Se acerca, en cambio, a quienes hablan de su hijo sin echarle encima la carga de su propia aflicción, que le cuentan cosas de él con una sonrisa y, sobre todo, prefiere a los que la tratan a ella y a su familia como de costumbre, sin recelo, sin evasivas.
“Quise seguir viviendo” – escribe-, “Hablar de todo, también de lo que no se relaciona con la ausencia; comportarme como cualquier persona, seguir adelante hacia una vida plena en la que tenemos derecho de sufrir, enojarnos, alegrarnos y aún… sí, aún ser felices”.
Seguir viviendo
Una y otra vez subraya Roni Lerner en su libro, que después de la tragedia sigue existiendo el deseo de vivir, y en ese contexto de querer continuar por el camino de la vida, se inscribió en un curso de historia judía en la Universidad. “Quería hacer la prueba de develar en alguna medida el enigma de la poderosa resistencia de nuestro pueblo frente a las adversidades. Presentía que ese enigma albergaba muchísima fuerza”.
Y efectivamente, en las vicisitudes de los héroes del pasado logró hallar consuelo, fortaleza y energía. El último capitulo del volumen, está dedicado precisamente, a esa energía cuya fuente es el pasado histórico del pueblo judío. La autora, que admite haberse criado en el seno de una familia secular y que nunca tuvo demasiada afinidad con las fuentes antiguas del judaísmo, descubrió su significado en su hora más difícil.
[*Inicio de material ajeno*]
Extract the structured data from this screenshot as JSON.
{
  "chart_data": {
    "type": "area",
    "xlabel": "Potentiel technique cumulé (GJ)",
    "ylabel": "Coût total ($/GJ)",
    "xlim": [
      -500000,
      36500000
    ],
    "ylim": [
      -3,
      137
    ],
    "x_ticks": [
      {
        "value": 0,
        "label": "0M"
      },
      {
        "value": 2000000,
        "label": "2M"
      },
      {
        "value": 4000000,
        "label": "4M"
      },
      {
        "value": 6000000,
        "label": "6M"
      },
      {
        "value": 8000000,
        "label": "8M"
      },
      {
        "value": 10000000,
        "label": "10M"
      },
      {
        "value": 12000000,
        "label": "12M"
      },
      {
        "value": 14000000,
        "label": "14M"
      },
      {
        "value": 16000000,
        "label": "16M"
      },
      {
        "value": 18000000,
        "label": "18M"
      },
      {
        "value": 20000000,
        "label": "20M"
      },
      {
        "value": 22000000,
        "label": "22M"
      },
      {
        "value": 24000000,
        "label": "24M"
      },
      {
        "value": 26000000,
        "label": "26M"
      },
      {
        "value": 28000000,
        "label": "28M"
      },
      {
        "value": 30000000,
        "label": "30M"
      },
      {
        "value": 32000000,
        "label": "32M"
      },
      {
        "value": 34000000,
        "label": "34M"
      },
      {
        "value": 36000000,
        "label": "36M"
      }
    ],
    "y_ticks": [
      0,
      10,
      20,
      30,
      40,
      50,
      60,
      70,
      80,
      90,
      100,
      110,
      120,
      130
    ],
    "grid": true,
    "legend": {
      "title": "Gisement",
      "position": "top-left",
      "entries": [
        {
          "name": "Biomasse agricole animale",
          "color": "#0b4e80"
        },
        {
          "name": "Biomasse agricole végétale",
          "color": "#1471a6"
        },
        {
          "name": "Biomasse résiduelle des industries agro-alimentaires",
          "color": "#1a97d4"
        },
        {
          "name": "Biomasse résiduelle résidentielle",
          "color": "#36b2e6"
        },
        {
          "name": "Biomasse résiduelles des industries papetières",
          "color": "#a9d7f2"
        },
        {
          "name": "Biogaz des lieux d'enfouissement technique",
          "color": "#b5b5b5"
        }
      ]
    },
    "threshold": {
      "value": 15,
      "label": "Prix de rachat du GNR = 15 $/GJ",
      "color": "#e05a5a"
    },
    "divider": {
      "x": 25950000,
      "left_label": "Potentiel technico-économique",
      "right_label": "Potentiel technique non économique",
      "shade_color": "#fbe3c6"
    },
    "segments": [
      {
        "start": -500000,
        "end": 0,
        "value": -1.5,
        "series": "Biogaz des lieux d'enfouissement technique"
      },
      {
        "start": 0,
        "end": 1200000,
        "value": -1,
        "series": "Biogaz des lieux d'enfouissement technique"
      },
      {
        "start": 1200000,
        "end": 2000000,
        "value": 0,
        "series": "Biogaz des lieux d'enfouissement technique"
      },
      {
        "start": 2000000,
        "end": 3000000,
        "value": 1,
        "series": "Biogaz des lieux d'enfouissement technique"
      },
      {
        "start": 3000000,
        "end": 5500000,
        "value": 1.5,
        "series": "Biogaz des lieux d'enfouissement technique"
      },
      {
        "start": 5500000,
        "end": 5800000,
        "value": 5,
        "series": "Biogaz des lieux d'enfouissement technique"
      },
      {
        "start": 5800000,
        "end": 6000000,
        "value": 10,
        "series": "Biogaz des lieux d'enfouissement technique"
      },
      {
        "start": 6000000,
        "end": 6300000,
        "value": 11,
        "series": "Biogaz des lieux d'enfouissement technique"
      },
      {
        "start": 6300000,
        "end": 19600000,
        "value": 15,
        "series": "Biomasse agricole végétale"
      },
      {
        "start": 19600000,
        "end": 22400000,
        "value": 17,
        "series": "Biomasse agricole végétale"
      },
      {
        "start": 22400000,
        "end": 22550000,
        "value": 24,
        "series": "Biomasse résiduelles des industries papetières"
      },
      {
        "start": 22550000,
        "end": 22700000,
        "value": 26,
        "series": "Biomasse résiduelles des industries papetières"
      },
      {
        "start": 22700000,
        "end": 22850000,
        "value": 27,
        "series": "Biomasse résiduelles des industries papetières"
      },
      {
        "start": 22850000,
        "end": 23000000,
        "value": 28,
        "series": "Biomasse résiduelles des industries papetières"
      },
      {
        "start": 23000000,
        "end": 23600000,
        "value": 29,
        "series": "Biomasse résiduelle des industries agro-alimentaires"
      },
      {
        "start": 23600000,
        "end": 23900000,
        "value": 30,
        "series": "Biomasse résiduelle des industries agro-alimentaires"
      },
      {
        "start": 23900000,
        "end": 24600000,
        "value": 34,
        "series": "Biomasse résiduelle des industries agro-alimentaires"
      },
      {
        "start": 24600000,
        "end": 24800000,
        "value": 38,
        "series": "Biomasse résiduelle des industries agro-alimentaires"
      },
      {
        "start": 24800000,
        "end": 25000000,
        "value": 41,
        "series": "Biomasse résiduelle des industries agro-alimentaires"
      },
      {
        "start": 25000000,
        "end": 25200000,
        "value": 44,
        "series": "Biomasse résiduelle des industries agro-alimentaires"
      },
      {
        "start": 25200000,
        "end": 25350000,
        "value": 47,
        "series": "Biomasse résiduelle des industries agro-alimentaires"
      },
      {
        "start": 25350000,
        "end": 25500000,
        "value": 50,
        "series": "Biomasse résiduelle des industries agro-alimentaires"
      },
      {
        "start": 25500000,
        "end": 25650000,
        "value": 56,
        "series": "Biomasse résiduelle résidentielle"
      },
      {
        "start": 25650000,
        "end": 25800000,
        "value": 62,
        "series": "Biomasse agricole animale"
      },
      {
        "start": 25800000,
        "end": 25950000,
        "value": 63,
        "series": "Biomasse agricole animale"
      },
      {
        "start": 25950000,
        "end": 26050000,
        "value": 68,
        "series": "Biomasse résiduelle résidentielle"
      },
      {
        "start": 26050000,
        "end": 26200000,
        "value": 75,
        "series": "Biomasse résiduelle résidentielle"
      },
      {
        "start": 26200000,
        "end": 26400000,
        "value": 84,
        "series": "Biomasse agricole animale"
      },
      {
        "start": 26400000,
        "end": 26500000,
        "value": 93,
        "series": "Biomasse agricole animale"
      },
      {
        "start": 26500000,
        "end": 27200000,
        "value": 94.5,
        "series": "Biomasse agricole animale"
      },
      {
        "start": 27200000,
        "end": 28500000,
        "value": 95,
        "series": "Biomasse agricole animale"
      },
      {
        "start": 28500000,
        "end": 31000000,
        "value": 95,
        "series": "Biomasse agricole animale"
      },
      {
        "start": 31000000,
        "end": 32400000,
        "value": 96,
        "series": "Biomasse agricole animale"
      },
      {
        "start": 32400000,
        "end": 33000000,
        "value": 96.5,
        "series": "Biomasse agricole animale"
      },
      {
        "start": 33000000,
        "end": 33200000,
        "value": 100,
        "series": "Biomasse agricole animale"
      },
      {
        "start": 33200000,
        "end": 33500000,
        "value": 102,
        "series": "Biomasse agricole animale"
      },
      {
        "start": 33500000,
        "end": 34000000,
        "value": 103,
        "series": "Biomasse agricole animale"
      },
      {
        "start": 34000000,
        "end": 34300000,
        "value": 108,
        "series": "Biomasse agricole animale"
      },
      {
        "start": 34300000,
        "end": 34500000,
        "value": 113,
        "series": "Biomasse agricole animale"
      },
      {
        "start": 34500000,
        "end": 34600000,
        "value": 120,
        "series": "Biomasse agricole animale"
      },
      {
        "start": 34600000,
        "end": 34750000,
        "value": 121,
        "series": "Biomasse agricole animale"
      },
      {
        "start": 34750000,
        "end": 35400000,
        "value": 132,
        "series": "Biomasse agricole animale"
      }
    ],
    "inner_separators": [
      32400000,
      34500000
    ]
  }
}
“En uno de esos momentos, en que el dolor me estallaba por dentro y no podía sobrellevar la idea de que mi hijo no regresaría, lo invoqué con sólo y supremo grito desesperado:¡Si algo queda todavía, házmelo saber, dame una señal!”
Tres días con sus noches deambuló con esa obsesión, hasta que a la cuarta noche, sin poder dormir, encendió la radio y escuchó un poema escrito en la Edad Media por Rabí Iehuda Halevi. El poema era una elegía por la muerte de Rabí Abraham Ibn-Ezra, poeta, matemático, filósofo, lingüista y autor de fábulas y epigramas.
Dice el poeta que las lágrimas y las penas del corazón son sólo la materia. Lo que importa es aquello que las motiva, la fuerza que existe más allá de lo material, y esa fuerza no desaparece con la muerte.
Roni se sintió conmovida por esos versos y comenzó a investigar sobre la vida Ibn-Ezra. Supo así, que su único hijo había muerto repentinamente. El afligido padre no hablaba de él y pidió asimismo a los demás que no lo mencionaran en su presencia.
“Me identifiqué totalmente con esa actitud”-cuenta la autora-“Conocía esa sensación cuando el golpe es tan duro, que el sólo hablar del fallecido se torna imposible. Sin embargo, igual como me ocurrió a mi, no hubo sumisión frente al dolor. Ibn-Ezra decía que si claudicaba ante el dolor, no dejaría de atormentarse y no podría retornar a la vida. Por eso hizo de todo para seguir viviendo: Escribió, investigó y se permitió bromear. Y eso fue lo que terminó de persuadirme; empecé a valorar el inmenso caudal de energía a lo largo de generaciones.”
“Nuestro pasado” – manifiesta la escritora -, “Está vivo y es sorprendentemente actual. Sin él no tenemos ninguna defensa frente a las dificultades del presente y lo que nos depara el futuro. La fuerza que nos legaron nuestros antecesores, los que siguieron marchando por la dura senda de la vida, pese a las desgracias y las crisis, es lo que nos ayuda a sobrevivir en los confines del dolor.”
“Cuando pude levantarme del duro suelo de la tierra del dolor, advertí que yo estaba tan sólo en extremo de la superficie. Más adelante había un vastísimo territorio, y en él un enorme gentío. Multitudes, multitudes; todos los miembros de la hermandad del dolor. Todos aquellos que no se dieron por vencidos y siguieron viviendo. Sabía que tenía que llegar hasta ellos. Me incorporé y empecé a caminar. Emprendí el viaje hacia las fuentes de la fortaleza y el vigor”.
¡Un libro cautivante, que nos estimula a la reflexión!